Skiing and snowboarding, though a lot of fun, are sports, just the same as running, cycling, swimming or tennis. That means your body needs to be prepared before you jet out to the Alps and get on your skis/board, otherwise you will be faced with sore muscles and aching legs. Getting ski-fit ahead of your holiday will also help with injury prevention.
Top 5 ski-fit strength exercises
Focus areas: quads, glutes, hamstrings
Start by placing your feet shoulder-width apart, and relax your arms at your sides. With a proud chest, distribute your weight evenly, bend your knees and push your hips back, like when you sit down on a chair, until your thighs are parallel with the floor. Keep your knees in alignment and make sure you can see your toes. Then, push back to the standing position.
Focus areas: quads, glutes, hamstrings, calves
You can do both forward and reverse lunges.

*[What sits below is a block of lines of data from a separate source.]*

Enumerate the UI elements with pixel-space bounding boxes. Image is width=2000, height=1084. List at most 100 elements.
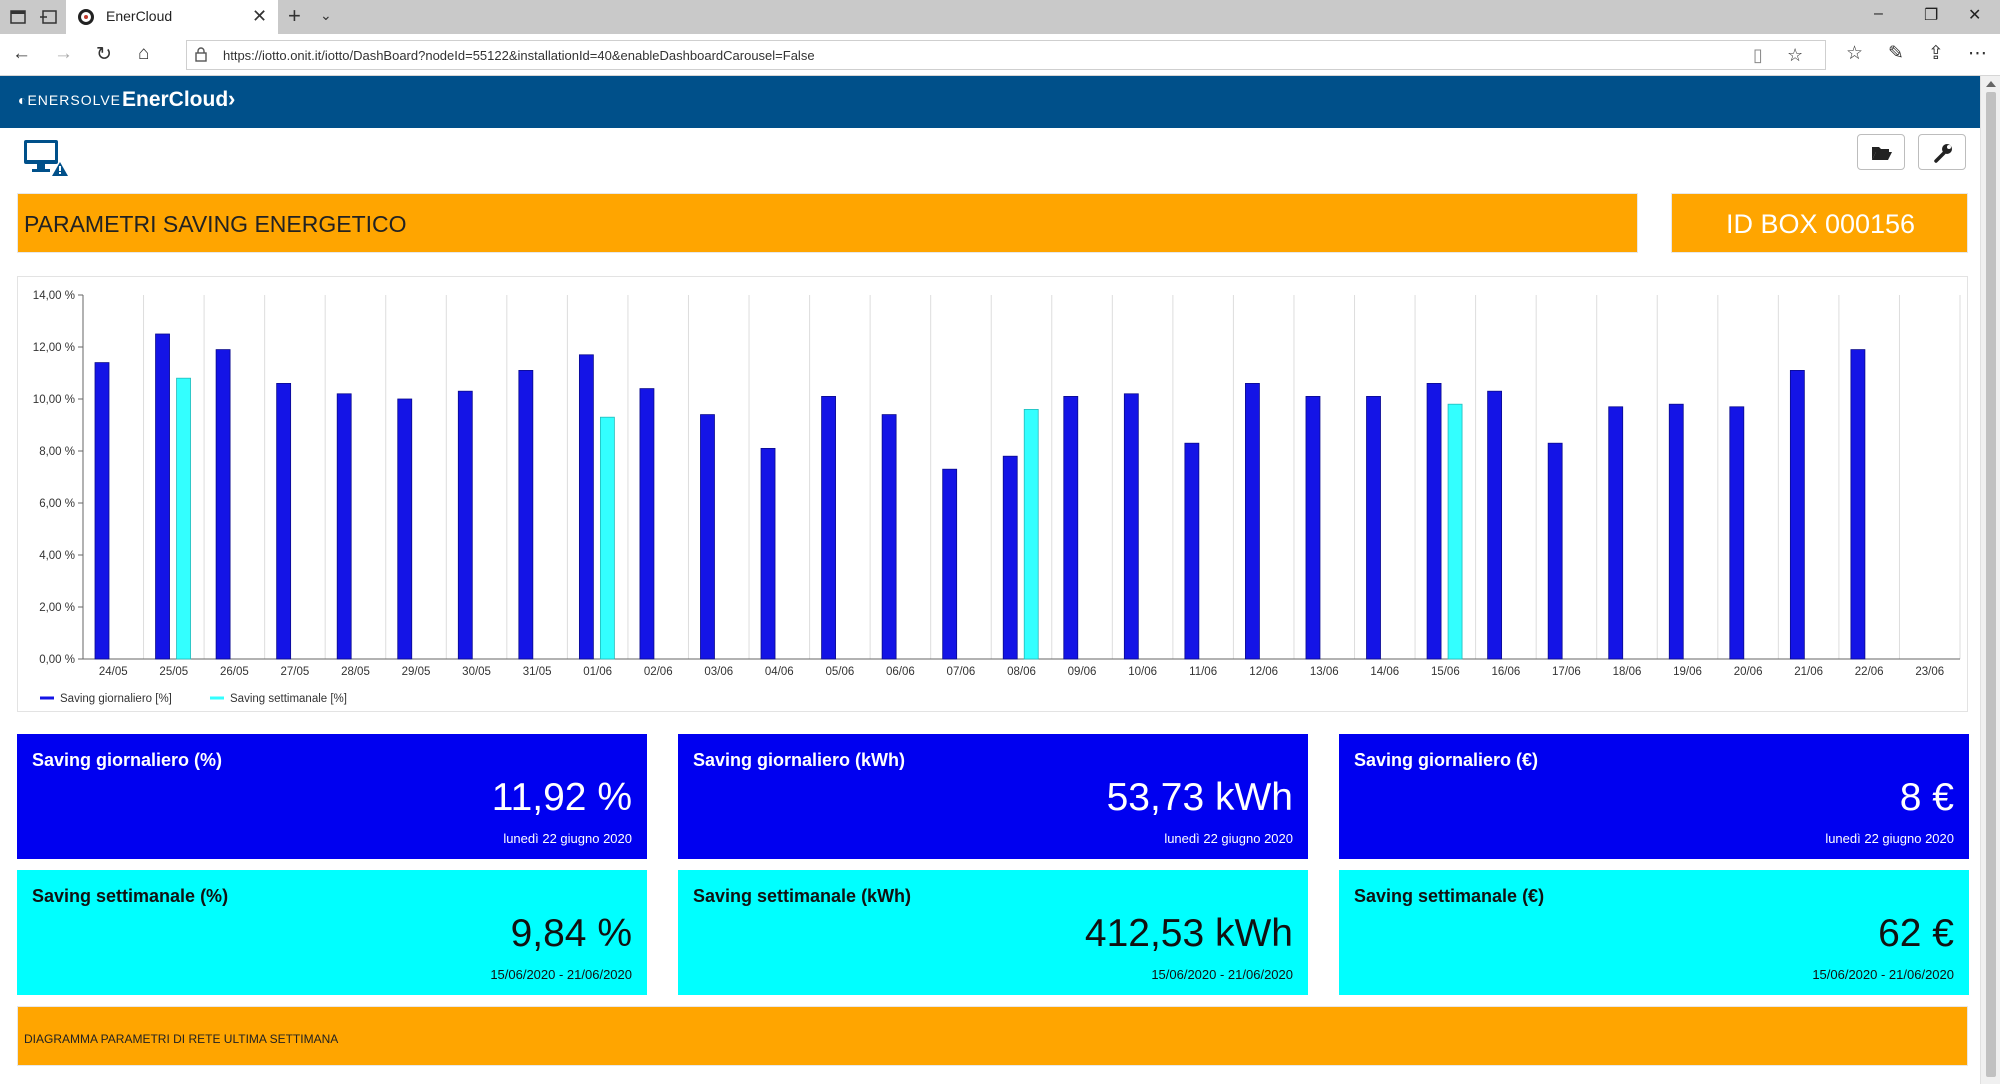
tab-list-chevron-icon[interactable]: ⌄ [320, 7, 332, 24]
forward-arrow-icon[interactable]: → [54, 43, 73, 65]
app-brand-name[interactable]: EnerCloud [122, 88, 228, 112]
card-title: Saving settimanale (kWh) [693, 886, 912, 906]
bar-weekly-saving [1023, 408, 1039, 660]
bar-weekly-saving [176, 377, 191, 660]
window-close-button[interactable]: ✕ [1968, 5, 1981, 25]
bar-daily-saving [276, 383, 292, 660]
card-daily-percent: Saving giornaliero (%) 11,92 % lunedì 22… [17, 734, 647, 859]
grid-params-section-bar[interactable]: DIAGRAMMA PARAMETRI DI RETE ULTIMA SETTI… [17, 1006, 1968, 1066]
share-icon[interactable]: ⇪ [1928, 42, 1944, 65]
chart-x-tick-label: 26/05 [220, 666, 249, 678]
bar-weekly-saving [1447, 403, 1463, 660]
folder-open-icon [1872, 147, 1892, 160]
bar-daily-saving [821, 396, 836, 660]
chart-x-tick-label: 14/06 [1370, 666, 1399, 678]
card-value: 11,92 % [491, 776, 632, 819]
bar-daily-saving [457, 390, 473, 660]
chart-x-tick-label: 22/06 [1855, 666, 1884, 678]
bar-daily-saving [155, 333, 170, 660]
bar-daily-saving [94, 362, 110, 660]
chart-x-tick-label: 29/05 [402, 666, 431, 678]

Forward: Start with your hands on your hips. Step forward with one leg, until your front thigh and the opposite shin are parallel to the floor, and the back knee is a few inches from the floor. Your torso should be straight, and your chest proud. Press into the forward heel to stand back up to the starting position. Repeat on the other side.
Reverse: Start with your hands on your hips. Step backward with one leg, until your back shin and the opposite thigh are parallel to the floor. Press into the forward heel to stand back up to the starting position. Repeat on the other side.
Single lead deadlift
Focus areas: back, core, hamstrings
Lean forward slightly and shift your weight onto one leg. Lift the other leg off the ground and extend it out behind you. Keeping a slight bend in your standing leg, lean your body forward until you are in a ‘T’ shape, keeping your hands down near the floor. Then, return to your starting position. Repeat on the other side.
You can do this exercise with body weight, or with a barbell, kettlebell, or two dumbbells.
Focus areas: core
Lie face-down on the floor; you may wish to use a yoga mat. Curl your toes, and push up onto your elbows, so your hips are raised and you are resting only on your elbows and toes. Hold the position.
Single leg step up
You will need a raised surface for this one, such as an exercise step; the higher the step, the more intense the exercise. With one leg, step up onto the step and drive your opposite knee forward so your thigh is at a right angle to your upper body, before carefully stepping back down. Repeat on the other side.